Any particular brand of tire covers you guys recommend for your boat trailer tires? I have 4.80-12 size tires, and that equals about 21" when mounted and inflated. Have a new set of tires to go on and want to keep these from dry rotting as quickly. My current set isn't terrible, but are showing some dry rot after only 3 years. I don't mess around with trailer maintenance, so they are getting replaced. I don't use my trailer nearly as much as I used to, and I'm sure that's contributing to the dry rot. But anything else I can do to help prevent it in the future? My boat and trailer live parked on my asphalt driveway, FWIW.


----------



## 1960 yellowboat (Apr 25, 2019)

are you handy?
why not just make some narrow boxes out of a sheet of 1/4 inch plywood and a couple pieces of 1x2?


----------



## BigTerp (Apr 25, 2019)

1960 yellowboat said:


> are you handy?
> why not just make some narrow boxes out of a sheet of 1/4 inch plywood and a couple pieces of 1x2?
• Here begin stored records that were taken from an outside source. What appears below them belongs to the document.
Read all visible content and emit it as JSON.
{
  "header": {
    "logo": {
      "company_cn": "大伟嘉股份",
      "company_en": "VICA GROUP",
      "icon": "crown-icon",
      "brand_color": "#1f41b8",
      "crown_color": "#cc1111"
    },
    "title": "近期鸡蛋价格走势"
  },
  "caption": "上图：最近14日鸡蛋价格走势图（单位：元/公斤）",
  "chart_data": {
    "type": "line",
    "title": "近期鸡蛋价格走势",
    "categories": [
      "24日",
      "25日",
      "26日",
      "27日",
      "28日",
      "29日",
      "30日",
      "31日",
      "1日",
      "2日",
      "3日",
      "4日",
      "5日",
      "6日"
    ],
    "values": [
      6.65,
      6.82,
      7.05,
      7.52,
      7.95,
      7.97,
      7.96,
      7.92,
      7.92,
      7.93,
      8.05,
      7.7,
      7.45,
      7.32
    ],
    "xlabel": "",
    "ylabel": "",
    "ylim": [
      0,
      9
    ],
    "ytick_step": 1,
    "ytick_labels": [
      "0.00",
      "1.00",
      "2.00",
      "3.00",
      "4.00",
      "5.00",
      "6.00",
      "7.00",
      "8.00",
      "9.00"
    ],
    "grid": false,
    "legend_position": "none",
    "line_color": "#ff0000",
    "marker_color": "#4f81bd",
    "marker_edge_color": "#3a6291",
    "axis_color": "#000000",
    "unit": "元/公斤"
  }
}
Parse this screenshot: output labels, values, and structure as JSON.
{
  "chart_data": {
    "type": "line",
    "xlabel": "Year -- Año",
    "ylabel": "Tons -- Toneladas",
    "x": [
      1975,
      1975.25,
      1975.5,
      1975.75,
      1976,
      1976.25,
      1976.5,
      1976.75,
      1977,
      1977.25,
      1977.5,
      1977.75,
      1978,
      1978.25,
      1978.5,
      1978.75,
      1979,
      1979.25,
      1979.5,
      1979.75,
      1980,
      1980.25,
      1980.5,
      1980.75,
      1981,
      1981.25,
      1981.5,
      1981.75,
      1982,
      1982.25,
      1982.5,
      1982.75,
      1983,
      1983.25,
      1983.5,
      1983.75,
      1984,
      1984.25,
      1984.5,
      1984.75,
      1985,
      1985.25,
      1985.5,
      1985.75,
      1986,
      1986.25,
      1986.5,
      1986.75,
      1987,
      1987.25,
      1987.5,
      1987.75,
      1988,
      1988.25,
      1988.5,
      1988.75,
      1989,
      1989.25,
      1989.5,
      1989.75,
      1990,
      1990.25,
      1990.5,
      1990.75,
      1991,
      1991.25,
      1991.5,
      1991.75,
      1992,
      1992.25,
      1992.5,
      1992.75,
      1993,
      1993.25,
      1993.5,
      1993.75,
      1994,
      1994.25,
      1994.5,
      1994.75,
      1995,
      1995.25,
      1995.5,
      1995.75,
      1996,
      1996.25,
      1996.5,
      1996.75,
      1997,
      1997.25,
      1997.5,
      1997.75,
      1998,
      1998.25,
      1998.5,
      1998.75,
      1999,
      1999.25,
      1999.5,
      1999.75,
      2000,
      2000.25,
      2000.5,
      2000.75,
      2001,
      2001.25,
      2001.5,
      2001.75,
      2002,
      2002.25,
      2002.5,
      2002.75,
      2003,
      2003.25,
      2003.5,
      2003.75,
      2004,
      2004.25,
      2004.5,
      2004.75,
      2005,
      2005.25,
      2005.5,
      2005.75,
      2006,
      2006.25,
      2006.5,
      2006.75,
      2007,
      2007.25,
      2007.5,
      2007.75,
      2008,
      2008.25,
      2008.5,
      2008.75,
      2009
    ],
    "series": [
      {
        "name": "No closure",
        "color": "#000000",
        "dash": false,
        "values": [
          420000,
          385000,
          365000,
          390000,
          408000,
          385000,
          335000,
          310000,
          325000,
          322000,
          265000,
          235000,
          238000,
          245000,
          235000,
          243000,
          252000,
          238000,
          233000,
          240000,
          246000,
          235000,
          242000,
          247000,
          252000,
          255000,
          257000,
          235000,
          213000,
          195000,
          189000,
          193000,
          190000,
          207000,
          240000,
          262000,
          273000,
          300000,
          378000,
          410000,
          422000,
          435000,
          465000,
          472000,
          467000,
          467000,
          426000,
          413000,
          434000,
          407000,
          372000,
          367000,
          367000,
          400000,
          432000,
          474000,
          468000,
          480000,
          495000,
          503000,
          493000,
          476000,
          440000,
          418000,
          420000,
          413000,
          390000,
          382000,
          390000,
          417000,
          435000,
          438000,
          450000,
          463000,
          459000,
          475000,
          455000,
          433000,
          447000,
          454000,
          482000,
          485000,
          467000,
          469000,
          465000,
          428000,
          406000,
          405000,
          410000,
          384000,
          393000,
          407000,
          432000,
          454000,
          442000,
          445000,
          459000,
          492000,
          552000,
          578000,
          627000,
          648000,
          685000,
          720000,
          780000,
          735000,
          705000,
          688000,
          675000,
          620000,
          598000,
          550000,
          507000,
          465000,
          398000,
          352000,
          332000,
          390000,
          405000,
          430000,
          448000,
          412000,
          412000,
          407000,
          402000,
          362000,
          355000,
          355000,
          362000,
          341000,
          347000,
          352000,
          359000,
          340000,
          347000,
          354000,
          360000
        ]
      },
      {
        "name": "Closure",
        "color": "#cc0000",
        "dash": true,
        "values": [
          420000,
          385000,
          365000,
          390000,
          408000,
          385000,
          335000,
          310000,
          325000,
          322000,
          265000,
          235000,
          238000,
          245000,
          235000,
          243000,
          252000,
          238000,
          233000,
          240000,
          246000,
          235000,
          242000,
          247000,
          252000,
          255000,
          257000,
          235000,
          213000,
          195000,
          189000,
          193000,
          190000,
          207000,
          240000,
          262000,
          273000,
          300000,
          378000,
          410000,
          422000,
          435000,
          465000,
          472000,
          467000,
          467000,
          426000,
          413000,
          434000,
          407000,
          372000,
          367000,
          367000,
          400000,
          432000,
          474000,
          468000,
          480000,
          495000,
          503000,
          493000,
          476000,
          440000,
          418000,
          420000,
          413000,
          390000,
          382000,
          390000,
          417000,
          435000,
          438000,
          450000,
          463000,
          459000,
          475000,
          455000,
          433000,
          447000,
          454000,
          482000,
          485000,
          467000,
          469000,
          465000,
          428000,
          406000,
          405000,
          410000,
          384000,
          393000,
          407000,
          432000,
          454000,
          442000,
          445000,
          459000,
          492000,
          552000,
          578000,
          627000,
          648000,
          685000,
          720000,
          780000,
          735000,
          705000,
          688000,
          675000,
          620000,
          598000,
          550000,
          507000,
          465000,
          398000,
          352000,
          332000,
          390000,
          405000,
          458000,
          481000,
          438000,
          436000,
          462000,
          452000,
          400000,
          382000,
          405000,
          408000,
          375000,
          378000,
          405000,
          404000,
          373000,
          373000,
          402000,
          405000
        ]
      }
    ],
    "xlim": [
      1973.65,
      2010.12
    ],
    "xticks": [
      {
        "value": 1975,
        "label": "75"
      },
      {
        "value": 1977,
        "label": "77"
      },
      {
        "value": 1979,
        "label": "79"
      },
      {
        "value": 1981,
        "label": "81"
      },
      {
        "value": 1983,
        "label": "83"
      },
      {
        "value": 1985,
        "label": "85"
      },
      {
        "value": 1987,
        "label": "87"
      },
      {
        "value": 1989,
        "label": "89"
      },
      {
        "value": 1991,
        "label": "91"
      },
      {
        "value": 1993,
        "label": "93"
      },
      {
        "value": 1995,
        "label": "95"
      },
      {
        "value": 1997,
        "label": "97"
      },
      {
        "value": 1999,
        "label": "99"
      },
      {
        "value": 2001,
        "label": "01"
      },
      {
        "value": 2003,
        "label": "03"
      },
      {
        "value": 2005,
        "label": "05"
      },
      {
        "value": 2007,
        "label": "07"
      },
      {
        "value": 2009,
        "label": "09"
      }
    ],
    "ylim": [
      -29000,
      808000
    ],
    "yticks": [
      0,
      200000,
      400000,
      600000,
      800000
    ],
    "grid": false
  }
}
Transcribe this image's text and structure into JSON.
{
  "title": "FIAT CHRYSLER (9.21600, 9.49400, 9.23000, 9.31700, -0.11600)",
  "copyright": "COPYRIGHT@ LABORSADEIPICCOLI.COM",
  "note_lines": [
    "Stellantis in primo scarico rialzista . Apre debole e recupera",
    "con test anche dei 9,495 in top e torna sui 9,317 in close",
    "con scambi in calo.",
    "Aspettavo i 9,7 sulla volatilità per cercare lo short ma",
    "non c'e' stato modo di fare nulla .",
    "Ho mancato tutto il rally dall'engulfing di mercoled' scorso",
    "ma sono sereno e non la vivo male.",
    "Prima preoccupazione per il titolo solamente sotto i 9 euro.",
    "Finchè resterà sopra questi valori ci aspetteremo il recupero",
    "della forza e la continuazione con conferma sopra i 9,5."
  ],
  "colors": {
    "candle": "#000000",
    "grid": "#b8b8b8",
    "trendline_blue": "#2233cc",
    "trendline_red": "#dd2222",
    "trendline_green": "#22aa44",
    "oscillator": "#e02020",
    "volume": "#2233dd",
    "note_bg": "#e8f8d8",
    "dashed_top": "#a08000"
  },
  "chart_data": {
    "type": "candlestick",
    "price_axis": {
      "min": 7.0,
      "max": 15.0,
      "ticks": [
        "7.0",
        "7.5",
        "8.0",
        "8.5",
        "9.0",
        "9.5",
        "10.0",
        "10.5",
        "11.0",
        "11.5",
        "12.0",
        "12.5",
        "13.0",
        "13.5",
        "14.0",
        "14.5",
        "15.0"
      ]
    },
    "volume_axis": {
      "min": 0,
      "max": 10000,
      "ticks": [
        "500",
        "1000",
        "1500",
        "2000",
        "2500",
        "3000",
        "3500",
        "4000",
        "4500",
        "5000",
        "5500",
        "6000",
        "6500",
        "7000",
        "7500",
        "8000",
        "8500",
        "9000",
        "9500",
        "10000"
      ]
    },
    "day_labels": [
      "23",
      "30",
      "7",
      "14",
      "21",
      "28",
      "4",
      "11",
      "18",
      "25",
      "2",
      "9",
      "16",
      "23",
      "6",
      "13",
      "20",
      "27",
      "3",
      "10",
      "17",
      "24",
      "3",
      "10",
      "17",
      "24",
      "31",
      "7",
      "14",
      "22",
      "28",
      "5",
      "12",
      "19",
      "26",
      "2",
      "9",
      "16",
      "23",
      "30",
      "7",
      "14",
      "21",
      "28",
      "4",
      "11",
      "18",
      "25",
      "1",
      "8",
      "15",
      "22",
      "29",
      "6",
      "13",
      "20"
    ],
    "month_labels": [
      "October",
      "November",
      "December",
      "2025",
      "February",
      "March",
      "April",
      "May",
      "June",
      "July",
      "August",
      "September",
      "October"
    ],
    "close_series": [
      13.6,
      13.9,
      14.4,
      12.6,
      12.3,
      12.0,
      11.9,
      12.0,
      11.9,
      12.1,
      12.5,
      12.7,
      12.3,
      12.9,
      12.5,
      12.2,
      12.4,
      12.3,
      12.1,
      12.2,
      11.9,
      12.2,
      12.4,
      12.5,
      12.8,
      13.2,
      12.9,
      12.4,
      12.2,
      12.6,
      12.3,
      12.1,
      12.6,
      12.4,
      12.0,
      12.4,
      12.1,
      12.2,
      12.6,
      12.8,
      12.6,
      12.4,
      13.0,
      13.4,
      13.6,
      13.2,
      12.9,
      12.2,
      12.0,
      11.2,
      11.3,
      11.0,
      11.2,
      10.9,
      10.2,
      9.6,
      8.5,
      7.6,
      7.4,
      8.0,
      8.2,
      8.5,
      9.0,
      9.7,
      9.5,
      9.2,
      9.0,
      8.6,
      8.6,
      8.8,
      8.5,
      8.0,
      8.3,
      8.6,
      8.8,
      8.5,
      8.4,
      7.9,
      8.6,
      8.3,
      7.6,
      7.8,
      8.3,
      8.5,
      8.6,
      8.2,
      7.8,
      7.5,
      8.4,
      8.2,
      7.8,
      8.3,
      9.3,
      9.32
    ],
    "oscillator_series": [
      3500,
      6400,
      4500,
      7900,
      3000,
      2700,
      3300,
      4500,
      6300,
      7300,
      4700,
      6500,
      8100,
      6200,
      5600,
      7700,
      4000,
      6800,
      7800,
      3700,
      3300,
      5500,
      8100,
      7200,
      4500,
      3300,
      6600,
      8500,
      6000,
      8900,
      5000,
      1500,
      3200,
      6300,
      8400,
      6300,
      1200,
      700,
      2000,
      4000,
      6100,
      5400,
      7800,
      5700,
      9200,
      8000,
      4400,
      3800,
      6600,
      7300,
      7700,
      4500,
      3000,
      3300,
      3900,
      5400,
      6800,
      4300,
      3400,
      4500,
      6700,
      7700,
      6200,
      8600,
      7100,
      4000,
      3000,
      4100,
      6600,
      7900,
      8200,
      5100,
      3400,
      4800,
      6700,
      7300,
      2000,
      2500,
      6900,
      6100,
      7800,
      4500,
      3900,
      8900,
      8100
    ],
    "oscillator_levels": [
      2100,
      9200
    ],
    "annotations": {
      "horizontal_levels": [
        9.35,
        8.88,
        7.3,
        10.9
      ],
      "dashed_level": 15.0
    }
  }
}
That would be simple enough to do.

So what is the major contributor to dry rot? UV exposure? Lack of use? Constant contact with hot asphalt? Moisture?........


----------



## 1960 yellowboat (Apr 25, 2019)

Harsh sunlight. Happens all the time down here in Florida.


----------



## lckstckn2smknbrls (Apr 25, 2019)

I'd make something out of plywood that stands in front of the tires.


----------



## BigTerp (Apr 26, 2019)

I have plenty of scrap wood to do what you all are suggesting. Should I also get my tires up off my asphalt driveway when the trailer is going to sit for extended periods? Either by parking them on a piece of plywood or jacking them up?


----------



## lckstckn2smknbrls (Apr 26, 2019)

I park my trailer on the grass/dirt in the back yard for the winter, I put it on plywood. I'm not sure about on asphalt.


----------



## DaleH (Apr 26, 2019)

Dry Rot - The simple wood shield works!

Trailer Jacking - Lower tongue all the way you can, prop blocks under the rearmost support or frame, then jack up the front, to lift the tires off the ground or at least take the load of them and the bearings.


----------